Gaming, Governance and Public Policy in Macao
ISBN : 978-988-8083-28-2
320 pages, 6″ x 9″, 8 color illus.; 50 tables
Also available in Paperback HK$195.00
The small city of Macao—formerly a Portuguese colony, now a Special Administrative Region of China—liberalised its gaming industry in 2002. Since then a score of new casinos have been built and millions of gamblers have flooded in from mainland China. Per capita income has more than doubled in five years and the gaming operators have outstripped their Las Vegas counterparts in revenue and profits. But rapid economic growth has also brought social and political problems. In this structured survey of modern Macao, 15 experts examine the effects of massive foreign investment, the problems of governance, and increasing public policy challenges in a time of rapid change and potential social instability. They also discuss the efficacy or otherwise of measures to address economic hardship, social dislocation and political change over the past decade.
Gaming, Governance and Public Policy in Macao will be of interest to anyone concerned with the gaming industry and its uses in strategies for economic growth. For those who want to know more about Macao than its gaming tables and neon lights, the book will provide a range of interpretations of the way in which the city is developing.

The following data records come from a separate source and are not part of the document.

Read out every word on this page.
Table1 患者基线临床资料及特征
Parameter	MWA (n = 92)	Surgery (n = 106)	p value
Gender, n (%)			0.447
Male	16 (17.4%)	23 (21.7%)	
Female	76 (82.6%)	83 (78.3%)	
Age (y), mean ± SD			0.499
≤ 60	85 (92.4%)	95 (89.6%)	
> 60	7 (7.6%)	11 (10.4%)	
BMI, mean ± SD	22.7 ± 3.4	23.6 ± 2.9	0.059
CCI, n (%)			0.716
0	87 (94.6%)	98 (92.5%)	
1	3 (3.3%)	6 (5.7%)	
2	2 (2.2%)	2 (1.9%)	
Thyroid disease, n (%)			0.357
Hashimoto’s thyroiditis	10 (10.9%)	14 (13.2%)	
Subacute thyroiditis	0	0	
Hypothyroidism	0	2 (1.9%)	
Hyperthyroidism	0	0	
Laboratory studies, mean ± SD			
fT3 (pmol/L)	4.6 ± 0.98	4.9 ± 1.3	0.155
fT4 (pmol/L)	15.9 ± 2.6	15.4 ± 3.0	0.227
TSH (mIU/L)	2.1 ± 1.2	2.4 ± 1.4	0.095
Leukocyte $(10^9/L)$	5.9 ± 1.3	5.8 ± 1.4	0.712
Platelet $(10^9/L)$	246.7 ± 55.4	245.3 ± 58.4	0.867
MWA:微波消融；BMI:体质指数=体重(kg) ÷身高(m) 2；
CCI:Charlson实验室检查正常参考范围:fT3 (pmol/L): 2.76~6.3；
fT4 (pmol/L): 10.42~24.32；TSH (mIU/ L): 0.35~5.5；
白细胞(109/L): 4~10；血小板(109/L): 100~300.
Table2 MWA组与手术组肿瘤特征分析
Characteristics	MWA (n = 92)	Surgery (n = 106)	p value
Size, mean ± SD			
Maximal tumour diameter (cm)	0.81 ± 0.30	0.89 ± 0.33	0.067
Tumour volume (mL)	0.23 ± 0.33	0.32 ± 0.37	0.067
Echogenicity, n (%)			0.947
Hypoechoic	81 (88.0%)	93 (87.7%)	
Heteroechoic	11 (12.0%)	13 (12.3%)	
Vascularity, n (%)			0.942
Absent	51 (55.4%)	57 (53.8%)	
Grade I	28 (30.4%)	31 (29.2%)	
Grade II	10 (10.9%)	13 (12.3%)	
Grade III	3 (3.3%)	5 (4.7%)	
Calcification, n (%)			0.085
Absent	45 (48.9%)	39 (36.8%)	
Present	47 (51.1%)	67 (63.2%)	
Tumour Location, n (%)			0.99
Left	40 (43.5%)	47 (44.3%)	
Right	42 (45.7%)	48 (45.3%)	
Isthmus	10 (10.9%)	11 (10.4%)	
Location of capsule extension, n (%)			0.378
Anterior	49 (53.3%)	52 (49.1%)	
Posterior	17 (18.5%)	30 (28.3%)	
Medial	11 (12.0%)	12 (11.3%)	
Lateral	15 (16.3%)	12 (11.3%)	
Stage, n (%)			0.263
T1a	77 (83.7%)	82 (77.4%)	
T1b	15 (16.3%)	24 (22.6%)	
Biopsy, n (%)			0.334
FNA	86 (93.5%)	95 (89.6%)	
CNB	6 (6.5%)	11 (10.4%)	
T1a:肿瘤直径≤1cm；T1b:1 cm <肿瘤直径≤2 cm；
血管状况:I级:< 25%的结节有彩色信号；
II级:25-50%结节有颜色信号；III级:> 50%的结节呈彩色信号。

“This important volume provides an informative and comprehensive overview of governance and public policy in Macao. A major contribution is the link that is traced between the recent liberalisation of gaming policy and emerging challenges to social development, politics, and administration. Strong attention to the deeper historical background also enables contemporary problems to be understood within a perspective that stretches back well into the last century, before Macao’s establishment as a special administrative region of China. Gaming, Governance and Public Policy in Macao will be a valuable reference for all students and researchers interested in post-1999 Macao.” —Tak-Wing Ngo, Professor of Political Science at the University of Macau and IIAS, Professor of Asian History at Erasmus University Rotterdam.